Dessin Dominique MARTINETAffiche Christian DO HUU

A la relecture des Lettres Persanes de Montesquieu, j'ai été surprise de passer aussi facilement du sourire à l'émotion, de la rêverie à l'agacement, de la réflexion critique, de la jouissance de l'intellect au rire le plus spontané.


De cette conversation entre les personnages qui se poursuit de lettre en lettre, j'en suis arrivée à l'idée de salon, là où l'on voit naître l'Art de la Conversation au 17ème siècle, plaisir subtil d'intelligences qui se provoquent et se stimulent.

Ces salons, comme les cafés plus tard, étaient le lieu du débat d'idées et les premiers espaces de réflexion et d'expression d'un contre pouvoir.


C'était aussi le lieu du paraître par excellence. Et l'ironie de RICA ou la révolte de ROXANE ne nous renvoient-ils pas au néant et à la question éternelle : "Comment peut-on être……?"

Aussi il me semble essentiel, aujourd'hui, où l'hypercommunication tue toute communication et où les distances, le temps sont abolis, dans nos banlieues et sur Internet, de mettre en scène ces philosophes des Lumières qui, sous des dehors frivoles, débattent d'idées graves, prennent le temps de s'écouter les uns les autres et écoutent le monde avant de se faire une opinion, pratiquent l'ironie et le doute pour échapper à l'obscurantisme, au triomphalisme, à l'intolérance et à la barbarie.

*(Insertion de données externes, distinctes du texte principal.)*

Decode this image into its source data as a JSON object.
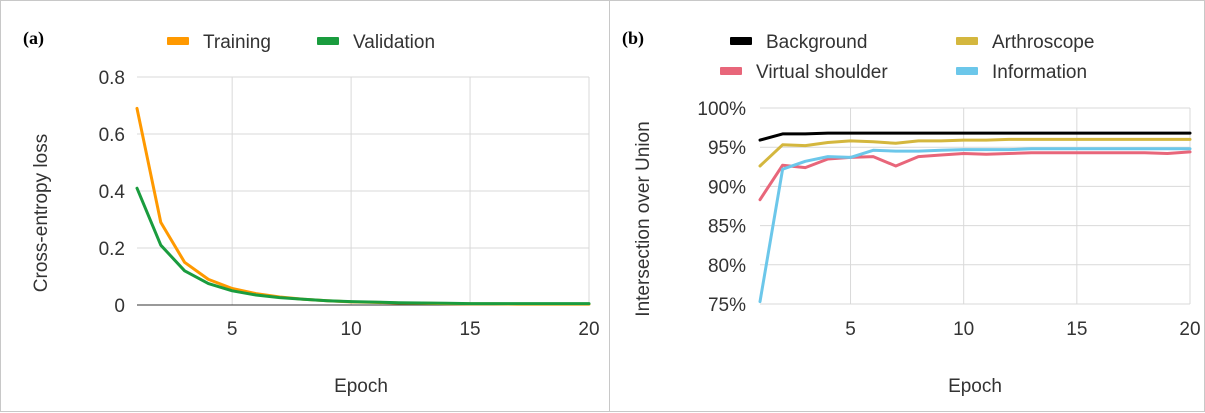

Certains propos de MONTESQUIEU, vivant pendant la régence, au début des "Lumières", résonnent en nous et nous concernent profondément. D'autres nous agacent, nous choquent ou nous paraissent d'un optimisme d'une naïveté déconcertants. C'est ce va et vient entre coïncidence et distance absolue qui peut devenir dialectique.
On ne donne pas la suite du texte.